My dear friend April sent me photos of the fabric she started piecing together for his quilt. It was everything we talked about a few weeks ago before all this started. I can't tell you how much it means to me that she has enough faith to start making the quilt despite what we have learned. She says she has no worries and she can't wait to meet him because she loves him already.
So, on the way home, I listened to a beautiful song "On My Knees" by Jaci Velasquez and I cried and cried and cried. I cried because I am small and helpless. I cried because I love Auguste so much. I cried because I am ashamed of the many times I forgot what is truly important. I cried because I know God is with me.
Then I dried my tears, and I went to the store and bought a funny birthday card for my best friend, and I bought a fistful of rainbow colored nail polish.
When I delivered Oliver, I painted my toes the color of a rainbow because that felt good to me. Two years ago, on Oct. 8, a dear friend didn't get to paint rainbow toes with her daughter as planned, due to a tragic car accident. www.rachelsuzking.blogspot.com
After my visit to the store, I came home and did pedicures for me and my sweet Eliot and Emily with lots of colors of red and purple and blue and yellow and green and orange. We did it to honor sweet Makiah. We did it do feel good together. And right now I do feel a bit better.
And I truly think God is bigger than all of these worries. He knows my heart. He knows I want Auguste alive and healthy. He knows the outcome and how my prayers will be answered. And He is not unlimited in His miracles, and He can save these babies. My Auguste and the other babies too.

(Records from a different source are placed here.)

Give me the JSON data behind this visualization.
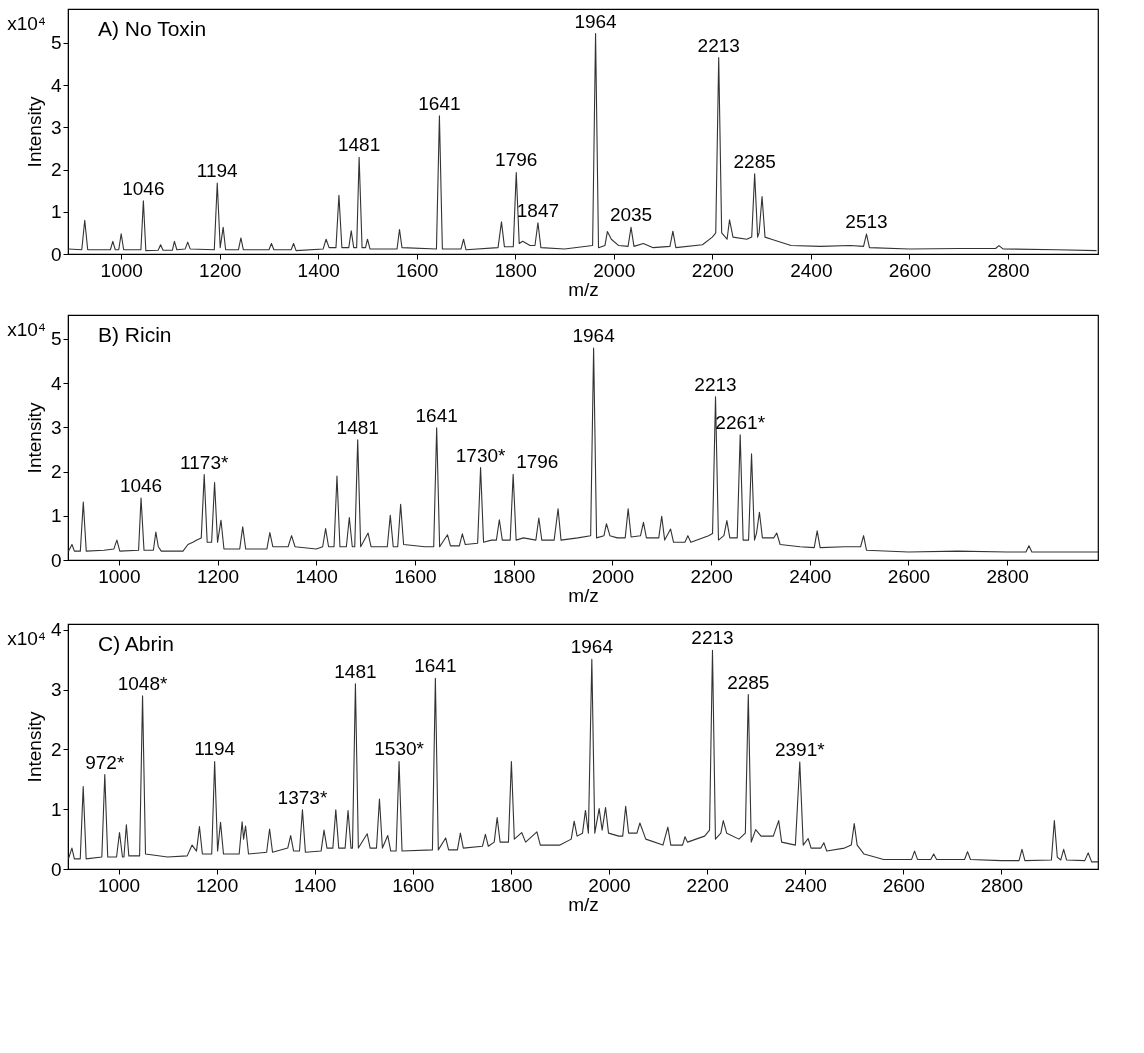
{
  "chart_data": [
    {
      "type": "line",
      "title": "A) No Toxin",
      "xlabel": "m/z",
      "ylabel": "Intensity",
      "xlim": [
        892,
        2983
      ],
      "ylim": [
        0,
        5.8
      ],
      "xticks": [
        1000,
        1200,
        1400,
        1600,
        1800,
        2000,
        2200,
        2400,
        2600,
        2800
      ],
      "yticks": [
        0,
        1,
        2,
        3,
        4,
        5
      ],
      "grid": false,
      "series": [
        {
          "color": "#333333",
          "x": [
            893,
            920,
            926,
            932,
            978,
            983,
            988,
            995,
            1000,
            1005,
            1040,
            1045,
            1050,
            1075,
            1080,
            1085,
            1104,
            1108,
            1113,
            1130,
            1135,
            1140,
            1189,
            1195,
            1201,
            1207,
            1212,
            1238,
            1243,
            1248,
            1300,
            1305,
            1310,
            1345,
            1350,
            1355,
            1410,
            1416,
            1422,
            1436,
            1442,
            1448,
            1462,
            1467,
            1472,
            1478,
            1483,
            1489,
            1496,
            1500,
            1505,
            1560,
            1565,
            1570,
            1640,
            1646,
            1652,
            1690,
            1695,
            1700,
            1765,
            1772,
            1778,
            1796,
            1802,
            1808,
            1815,
            1830,
            1840,
            1846,
            1852,
            1900,
            1957,
            1963,
            1969,
            1982,
            1987,
            1995,
            2010,
            2029,
            2035,
            2041,
            2060,
            2080,
            2114,
            2120,
            2126,
            2180,
            2200,
            2207,
            2213,
            2219,
            2230,
            2235,
            2242,
            2270,
            2280,
            2286,
            2292,
            2295,
            2301,
            2307,
            2320,
            2360,
            2420,
            2480,
            2507,
            2513,
            2519,
            2600,
            2700,
            2775,
            2782,
            2790,
            2900,
            2980
          ],
          "values": [
            0.12,
            0.1,
            0.8,
            0.1,
            0.1,
            0.3,
            0.1,
            0.1,
            0.48,
            0.1,
            0.1,
            1.26,
            0.08,
            0.09,
            0.22,
            0.09,
            0.09,
            0.3,
            0.1,
            0.12,
            0.28,
            0.12,
            0.1,
            1.68,
            0.15,
            0.63,
            0.1,
            0.1,
            0.38,
            0.1,
            0.1,
            0.25,
            0.1,
            0.1,
            0.25,
            0.08,
            0.12,
            0.35,
            0.15,
            0.15,
            1.39,
            0.15,
            0.15,
            0.55,
            0.15,
            0.15,
            2.29,
            0.15,
            0.15,
            0.35,
            0.12,
            0.12,
            0.58,
            0.15,
            0.12,
            3.27,
            0.12,
            0.12,
            0.35,
            0.1,
            0.15,
            0.76,
            0.17,
            0.17,
            1.93,
            0.25,
            0.3,
            0.2,
            0.2,
            0.74,
            0.15,
            0.12,
            0.2,
            5.22,
            0.15,
            0.2,
            0.53,
            0.35,
            0.2,
            0.18,
            0.63,
            0.18,
            0.25,
            0.15,
            0.18,
            0.54,
            0.15,
            0.22,
            0.4,
            0.5,
            4.65,
            0.5,
            0.35,
            0.81,
            0.4,
            0.35,
            0.4,
            1.9,
            0.4,
            0.5,
            1.36,
            0.4,
            0.35,
            0.2,
            0.18,
            0.2,
            0.18,
            0.47,
            0.15,
            0.12,
            0.13,
            0.13,
            0.2,
            0.12,
            0.1,
            0.08
          ]
        }
      ],
      "annotations": [
        "x10⁴",
        {
          "text": "1046",
          "x": 1045,
          "y": 1.26
        },
        {
          "text": "1194",
          "x": 1195,
          "y": 1.68
        },
        {
          "text": "1481",
          "x": 1483,
          "y": 2.29
        },
        {
          "text": "1641",
          "x": 1646,
          "y": 3.27
        },
        {
          "text": "1796",
          "x": 1802,
          "y": 1.93
        },
        {
          "text": "1847",
          "x": 1846,
          "y": 0.74
        },
        {
          "text": "1964",
          "x": 1963,
          "y": 5.22
        },
        {
          "text": "2035",
          "x": 2035,
          "y": 0.63
        },
        {
          "text": "2213",
          "x": 2213,
          "y": 4.65
        },
        {
          "text": "2285",
          "x": 2286,
          "y": 1.9
        },
        {
          "text": "2513",
          "x": 2513,
          "y": 0.47
        }
      ]
    },
    {
      "type": "line",
      "title": "B) Ricin",
      "xlabel": "m/z",
      "ylabel": "Intensity",
      "xlim": [
        897,
        2984
      ],
      "ylim": [
        0,
        5.54
      ],
      "xticks": [
        1000,
        1200,
        1400,
        1600,
        1800,
        2000,
        2200,
        2400,
        2600,
        2800
      ],
      "yticks": [
        0,
        1,
        2,
        3,
        4,
        5
      ],
      "grid": false,
      "series": [
        {
          "color": "#333333",
          "x": [
            898,
            905,
            910,
            922,
            928,
            934,
            970,
            990,
            996,
            1002,
            1040,
            1045,
            1051,
            1070,
            1075,
            1080,
            1086,
            1130,
            1140,
            1150,
            1158,
            1167,
            1173,
            1179,
            1188,
            1194,
            1200,
            1207,
            1213,
            1245,
            1251,
            1257,
            1300,
            1306,
            1312,
            1343,
            1350,
            1357,
            1400,
            1413,
            1419,
            1425,
            1436,
            1442,
            1448,
            1461,
            1467,
            1473,
            1478,
            1484,
            1490,
            1505,
            1511,
            1544,
            1550,
            1556,
            1565,
            1571,
            1577,
            1620,
            1638,
            1644,
            1650,
            1666,
            1672,
            1690,
            1696,
            1702,
            1727,
            1733,
            1739,
            1755,
            1765,
            1771,
            1777,
            1793,
            1799,
            1805,
            1820,
            1845,
            1851,
            1857,
            1882,
            1890,
            1896,
            1930,
            1956,
            1962,
            1968,
            1983,
            1988,
            1995,
            2010,
            2026,
            2032,
            2038,
            2057,
            2063,
            2069,
            2094,
            2100,
            2106,
            2118,
            2124,
            2147,
            2153,
            2159,
            2195,
            2203,
            2209,
            2215,
            2226,
            2232,
            2238,
            2253,
            2259,
            2265,
            2276,
            2282,
            2288,
            2292,
            2298,
            2304,
            2327,
            2333,
            2340,
            2380,
            2409,
            2415,
            2421,
            2470,
            2503,
            2509,
            2515,
            2600,
            2700,
            2800,
            2838,
            2844,
            2850,
            2950,
            2984
          ],
          "values": [
            0.2,
            0.35,
            0.2,
            0.2,
            1.31,
            0.2,
            0.22,
            0.25,
            0.45,
            0.2,
            0.22,
            1.4,
            0.22,
            0.22,
            0.63,
            0.3,
            0.2,
            0.2,
            0.35,
            0.4,
            0.45,
            0.5,
            1.93,
            0.4,
            0.4,
            1.75,
            0.4,
            0.9,
            0.25,
            0.25,
            0.75,
            0.25,
            0.25,
            0.62,
            0.3,
            0.3,
            0.55,
            0.3,
            0.25,
            0.3,
            0.71,
            0.3,
            0.3,
            1.9,
            0.3,
            0.3,
            0.96,
            0.3,
            0.3,
            2.72,
            0.3,
            0.61,
            0.3,
            0.3,
            1.01,
            0.3,
            0.3,
            1.26,
            0.35,
            0.3,
            0.3,
            2.99,
            0.3,
            0.57,
            0.32,
            0.32,
            0.59,
            0.35,
            0.38,
            2.09,
            0.4,
            0.45,
            0.45,
            0.91,
            0.45,
            0.45,
            1.94,
            0.45,
            0.5,
            0.45,
            0.95,
            0.45,
            0.45,
            1.16,
            0.45,
            0.5,
            0.55,
            4.79,
            0.5,
            0.55,
            0.82,
            0.55,
            0.5,
            0.5,
            1.16,
            0.52,
            0.55,
            0.85,
            0.5,
            0.5,
            0.99,
            0.45,
            0.7,
            0.4,
            0.4,
            0.55,
            0.4,
            0.55,
            0.6,
            3.69,
            0.45,
            0.55,
            0.89,
            0.5,
            0.5,
            2.83,
            0.45,
            0.45,
            2.4,
            0.45,
            0.6,
            1.08,
            0.5,
            0.5,
            0.61,
            0.35,
            0.3,
            0.28,
            0.66,
            0.28,
            0.3,
            0.3,
            0.55,
            0.22,
            0.18,
            0.2,
            0.18,
            0.18,
            0.32,
            0.18,
            0.18,
            0.18
          ]
        }
      ],
      "annotations": [
        "x10⁴",
        {
          "text": "1046",
          "x": 1045,
          "y": 1.4
        },
        {
          "text": "1173*",
          "x": 1173,
          "y": 1.93
        },
        {
          "text": "1481",
          "x": 1484,
          "y": 2.72
        },
        {
          "text": "1641",
          "x": 1644,
          "y": 2.99
        },
        {
          "text": "1730*",
          "x": 1733,
          "y": 2.09
        },
        {
          "text": "1796",
          "x": 1799,
          "y": 1.94
        },
        {
          "text": "1964",
          "x": 1962,
          "y": 4.79
        },
        {
          "text": "2213",
          "x": 2209,
          "y": 3.69
        },
        {
          "text": "2261*",
          "x": 2259,
          "y": 2.83
        }
      ]
    },
    {
      "type": "line",
      "title": "C) Abrin",
      "xlabel": "m/z",
      "ylabel": "Intensity",
      "xlim": [
        897,
        2997
      ],
      "ylim": [
        0,
        4.1
      ],
      "xticks": [
        1000,
        1200,
        1400,
        1600,
        1800,
        2000,
        2200,
        2400,
        2600,
        2800
      ],
      "yticks": [
        0,
        1,
        2,
        3,
        4
      ],
      "grid": false,
      "series": [
        {
          "color": "#333333",
          "x": [
            898,
            905,
            910,
            922,
            928,
            934,
            966,
            972,
            978,
            996,
            1002,
            1008,
            1011,
            1016,
            1021,
            1043,
            1049,
            1055,
            1100,
            1140,
            1150,
            1159,
            1165,
            1171,
            1190,
            1196,
            1202,
            1208,
            1214,
            1246,
            1252,
            1255,
            1259,
            1265,
            1302,
            1308,
            1314,
            1345,
            1351,
            1357,
            1369,
            1375,
            1381,
            1413,
            1419,
            1425,
            1437,
            1443,
            1449,
            1462,
            1468,
            1474,
            1477,
            1483,
            1489,
            1507,
            1513,
            1526,
            1532,
            1538,
            1549,
            1555,
            1566,
            1572,
            1578,
            1640,
            1646,
            1652,
            1667,
            1673,
            1691,
            1697,
            1703,
            1742,
            1748,
            1754,
            1766,
            1772,
            1778,
            1795,
            1801,
            1807,
            1822,
            1830,
            1853,
            1860,
            1900,
            1923,
            1929,
            1935,
            1946,
            1952,
            1958,
            1965,
            1971,
            1980,
            1986,
            1993,
            1999,
            2020,
            2028,
            2034,
            2040,
            2057,
            2063,
            2075,
            2110,
            2120,
            2126,
            2150,
            2155,
            2160,
            2195,
            2205,
            2211,
            2217,
            2228,
            2233,
            2240,
            2265,
            2278,
            2284,
            2290,
            2299,
            2310,
            2335,
            2346,
            2352,
            2380,
            2389,
            2396,
            2406,
            2412,
            2432,
            2438,
            2444,
            2480,
            2494,
            2500,
            2506,
            2520,
            2560,
            2617,
            2623,
            2629,
            2656,
            2662,
            2668,
            2725,
            2731,
            2737,
            2800,
            2836,
            2842,
            2848,
            2902,
            2908,
            2914,
            2921,
            2927,
            2933,
            2970,
            2977,
            2984,
            2997
          ],
          "values": [
            0.17,
            0.35,
            0.17,
            0.17,
            1.38,
            0.17,
            0.2,
            1.58,
            0.2,
            0.2,
            0.61,
            0.2,
            0.2,
            0.74,
            0.22,
            0.22,
            2.9,
            0.25,
            0.2,
            0.22,
            0.4,
            0.3,
            0.71,
            0.25,
            0.25,
            1.8,
            0.3,
            0.78,
            0.25,
            0.25,
            0.79,
            0.5,
            0.72,
            0.25,
            0.28,
            0.67,
            0.28,
            0.35,
            0.56,
            0.3,
            0.3,
            0.99,
            0.28,
            0.3,
            0.65,
            0.35,
            0.35,
            0.99,
            0.35,
            0.35,
            0.98,
            0.35,
            0.35,
            3.1,
            0.35,
            0.59,
            0.35,
            0.35,
            1.17,
            0.35,
            0.56,
            0.3,
            0.3,
            1.8,
            0.3,
            0.32,
            3.19,
            0.32,
            0.52,
            0.32,
            0.32,
            0.6,
            0.35,
            0.38,
            0.58,
            0.38,
            0.45,
            0.86,
            0.45,
            0.45,
            1.8,
            0.5,
            0.61,
            0.45,
            0.62,
            0.4,
            0.4,
            0.5,
            0.8,
            0.55,
            0.6,
            0.98,
            0.6,
            3.51,
            0.6,
            1.01,
            0.65,
            1.03,
            0.6,
            0.55,
            0.55,
            1.05,
            0.6,
            0.6,
            0.77,
            0.5,
            0.4,
            0.7,
            0.4,
            0.4,
            0.54,
            0.45,
            0.55,
            0.65,
            3.66,
            0.5,
            0.6,
            0.81,
            0.6,
            0.5,
            0.6,
            2.92,
            0.45,
            0.66,
            0.55,
            0.55,
            0.81,
            0.45,
            0.4,
            1.79,
            0.4,
            0.51,
            0.35,
            0.35,
            0.44,
            0.3,
            0.35,
            0.4,
            0.76,
            0.4,
            0.25,
            0.16,
            0.16,
            0.3,
            0.16,
            0.16,
            0.25,
            0.16,
            0.16,
            0.29,
            0.16,
            0.14,
            0.14,
            0.33,
            0.14,
            0.15,
            0.81,
            0.2,
            0.15,
            0.33,
            0.15,
            0.14,
            0.27,
            0.12,
            0.12
          ]
        }
      ],
      "annotations": [
        "x10⁴",
        {
          "text": "972*",
          "x": 972,
          "y": 1.58
        },
        {
          "text": "1048*",
          "x": 1049,
          "y": 2.9
        },
        {
          "text": "1194",
          "x": 1196,
          "y": 1.8
        },
        {
          "text": "1373*",
          "x": 1375,
          "y": 0.99
        },
        {
          "text": "1481",
          "x": 1483,
          "y": 3.1
        },
        {
          "text": "1530*",
          "x": 1572,
          "y": 1.8
        },
        {
          "text": "1641",
          "x": 1646,
          "y": 3.19
        },
        {
          "text": "1964",
          "x": 1965,
          "y": 3.51
        },
        {
          "text": "2213",
          "x": 2211,
          "y": 3.66
        },
        {
          "text": "2285",
          "x": 2284,
          "y": 2.92
        },
        {
          "text": "2391*",
          "x": 2389,
          "y": 1.79
        }
      ]
    }
  ]
}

I truthfully don't know if He will and I don't understand why. Because there is this big tapestry of life and God sees the beauty of it and I can only see bits and pieces and the knots and twists. It reminds me of when I was living in Brussels. Every few years in the Grand Place they do a beautiful floral carpet. It is all flowers and up close it is amazing and you see lots of flowers, but you really have to get up very high to see the entire picture. I think that is a lot like life, right? We just are too close to see the big picture.
I hope the big picture includes us planning birthday parties and soccer games and play dates with Auguste. I have faith it will...as I still feel his sweet kicks.
Please don't forget to pray with us tonight.